Les outils destinés à être vus (gilets, brassards, pancartes).
Comme dans l’industrie, certaines équipes, dans le soin, ont décidé d’utiliser des moyens visuels pour limiter ou empêcher certains accidents d’arriver.
Alors un jour, dans le service, on décide de limiter les interruptions de tâches lors de la préparation médicamenteuse. C’est une excellente idée, puisque cet incident est vecteur d’erreurs médicales et même surreprésenté.
L’analyse de 14 études estime le taux d’interruptions de tâches à 6,7 par heure et par soignant (Biron, 2009)
Lors de l’administration de 4271 doses de médicaments, 53% d’entre elles sont interrompues (Westbrook, 2010). Sur 1015 déclarations attribuées aux distractions : 59,6% sont des erreurs médicamenteuses au cours de l’administration des médicaments (Feil, 2013)
C’est ainsi que l’on met en place un brassard ou un gilet jaune, connu de tout le service, lorsque l’on prépare les médicaments, afin de réduire le nombre d’interruptions de tâches.
Mais voilà… On me rapporte lors d’une formation que la fabuleuse idée s’est essoufflée et a capoté au bout de quelques mois.
La coupable ? C’est l’INHIBITION LATENTE.
L’inhibition latente, c’est quoi ?
L’inhibition latente, dite aussi effet Lubow (Doré 1984), désigne un concept de psychologie expérimentale décrivant la capacité à filtrer les stimuli, c’est-à-dire prêter moins d’attention à ce à quoi on est habitué.

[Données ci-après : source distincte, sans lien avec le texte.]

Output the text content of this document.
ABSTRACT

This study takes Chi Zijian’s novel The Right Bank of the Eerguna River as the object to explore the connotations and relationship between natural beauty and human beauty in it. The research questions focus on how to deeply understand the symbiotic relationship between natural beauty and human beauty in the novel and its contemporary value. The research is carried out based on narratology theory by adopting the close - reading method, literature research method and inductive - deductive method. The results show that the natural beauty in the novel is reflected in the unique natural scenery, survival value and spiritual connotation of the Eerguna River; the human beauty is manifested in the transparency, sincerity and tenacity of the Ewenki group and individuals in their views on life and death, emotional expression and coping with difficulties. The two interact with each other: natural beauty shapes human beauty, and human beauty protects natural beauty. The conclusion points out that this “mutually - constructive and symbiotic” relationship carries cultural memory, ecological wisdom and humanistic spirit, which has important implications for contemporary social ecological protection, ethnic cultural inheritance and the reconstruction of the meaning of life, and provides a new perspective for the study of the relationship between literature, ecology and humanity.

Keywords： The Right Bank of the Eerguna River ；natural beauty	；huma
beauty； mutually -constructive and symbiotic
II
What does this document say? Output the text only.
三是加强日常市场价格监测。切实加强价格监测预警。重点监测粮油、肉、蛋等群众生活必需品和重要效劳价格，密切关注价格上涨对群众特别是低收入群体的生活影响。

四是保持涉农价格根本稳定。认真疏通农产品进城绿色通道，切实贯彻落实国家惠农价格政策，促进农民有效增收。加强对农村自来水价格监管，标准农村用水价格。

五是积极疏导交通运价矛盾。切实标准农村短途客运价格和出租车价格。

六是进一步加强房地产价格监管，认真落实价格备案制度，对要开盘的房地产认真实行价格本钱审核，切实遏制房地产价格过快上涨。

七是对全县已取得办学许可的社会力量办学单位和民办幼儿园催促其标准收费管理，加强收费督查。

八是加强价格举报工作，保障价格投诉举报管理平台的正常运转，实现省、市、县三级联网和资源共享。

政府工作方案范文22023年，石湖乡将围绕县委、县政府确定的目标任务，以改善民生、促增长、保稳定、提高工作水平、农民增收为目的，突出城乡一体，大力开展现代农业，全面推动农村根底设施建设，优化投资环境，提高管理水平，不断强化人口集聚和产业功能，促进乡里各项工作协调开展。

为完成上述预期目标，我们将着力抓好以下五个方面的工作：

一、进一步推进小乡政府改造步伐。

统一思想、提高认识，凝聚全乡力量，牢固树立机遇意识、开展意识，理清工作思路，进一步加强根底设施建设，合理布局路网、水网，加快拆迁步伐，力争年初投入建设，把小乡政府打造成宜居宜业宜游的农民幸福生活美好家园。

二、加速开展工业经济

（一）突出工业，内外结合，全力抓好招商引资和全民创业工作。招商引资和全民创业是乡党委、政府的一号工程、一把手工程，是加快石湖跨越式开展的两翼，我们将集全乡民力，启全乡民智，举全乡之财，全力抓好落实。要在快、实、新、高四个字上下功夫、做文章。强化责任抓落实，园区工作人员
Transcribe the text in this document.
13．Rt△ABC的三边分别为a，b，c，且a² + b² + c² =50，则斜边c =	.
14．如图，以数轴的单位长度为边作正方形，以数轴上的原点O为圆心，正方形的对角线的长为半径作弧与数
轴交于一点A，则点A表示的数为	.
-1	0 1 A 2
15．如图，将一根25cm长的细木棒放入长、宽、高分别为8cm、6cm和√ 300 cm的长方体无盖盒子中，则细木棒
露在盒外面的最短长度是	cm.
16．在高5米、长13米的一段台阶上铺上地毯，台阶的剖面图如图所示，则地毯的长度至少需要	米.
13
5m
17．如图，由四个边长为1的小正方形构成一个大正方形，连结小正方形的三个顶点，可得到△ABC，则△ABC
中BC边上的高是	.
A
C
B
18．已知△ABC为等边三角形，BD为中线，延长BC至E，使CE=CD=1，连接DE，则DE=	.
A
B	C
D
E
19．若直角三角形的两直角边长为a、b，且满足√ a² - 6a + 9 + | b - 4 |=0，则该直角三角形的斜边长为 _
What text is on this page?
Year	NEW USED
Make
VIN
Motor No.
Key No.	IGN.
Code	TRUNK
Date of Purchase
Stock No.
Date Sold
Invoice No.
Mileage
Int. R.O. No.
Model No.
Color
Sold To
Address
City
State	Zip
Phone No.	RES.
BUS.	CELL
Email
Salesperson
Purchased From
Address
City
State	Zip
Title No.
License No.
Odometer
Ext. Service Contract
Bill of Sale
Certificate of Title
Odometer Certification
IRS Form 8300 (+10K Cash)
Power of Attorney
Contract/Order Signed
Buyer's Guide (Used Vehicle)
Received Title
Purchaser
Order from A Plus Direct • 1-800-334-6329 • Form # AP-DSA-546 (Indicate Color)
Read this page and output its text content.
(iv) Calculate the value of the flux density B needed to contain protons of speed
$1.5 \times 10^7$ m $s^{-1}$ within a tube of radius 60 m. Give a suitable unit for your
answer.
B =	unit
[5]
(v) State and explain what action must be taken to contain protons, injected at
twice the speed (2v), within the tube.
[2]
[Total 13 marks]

Notre cerveau effectue un tri dans les influx sensoriels. Il nous rend conscients uniquement d’une partie, en enlevant les bruits, images et sensations de fond afin que nous ne soyons pas submergés par toutes ces informations et que nous puissions nous concentrer sur l’essentiel.
Si vous posez une voiture dans une rue des années 1890, elle aura l’attention de tous. Regardez vous encore les voitures passer avec admiration de nos jours ? (Pas toutes)
Alors, lorsque les brassards, gilets, pancartes (sur les portes de bloc) ne sont pas utilisés à des moments précis et limités dans le temps, au fur et à mesure, ils disparaissent (pour notre cerveau).
« Je ne vais pas enlever mon gilet pour aller aux toilettes quand même »
« On ne va pas enlever la pancarte à la fin de chaque temps fort de la chirurgie alors que l’on recommence la même opération dans quelques heures »
« Je garde mon brassard jaune, je vais juste boire un café »
En conclusion, signaler les tâches importantes et qui ne doivent pas être interrompues, c’est une excellente idée mais ne surutilisez pas vos outils.
Vous pourrez les choisir jaunes, bleus, verts et même fluorescents. Avec le temps, votre cerveau ne les distinguera plus et vous serez tentés de les abandonner.
Afin d’éviter cela, nous vous recommandons vivement la rédaction d’une charte par l’équipe qui souhaitera l’utiliser.
Ces outils « marqueurs » doivent vous sauter aux yeux le plus longtemps possible. L’objectif doit être clairement définit par l’équipe et être mesurable. Vous pouvez pour cela suivre votre évolution à l’aide d’un indicateur.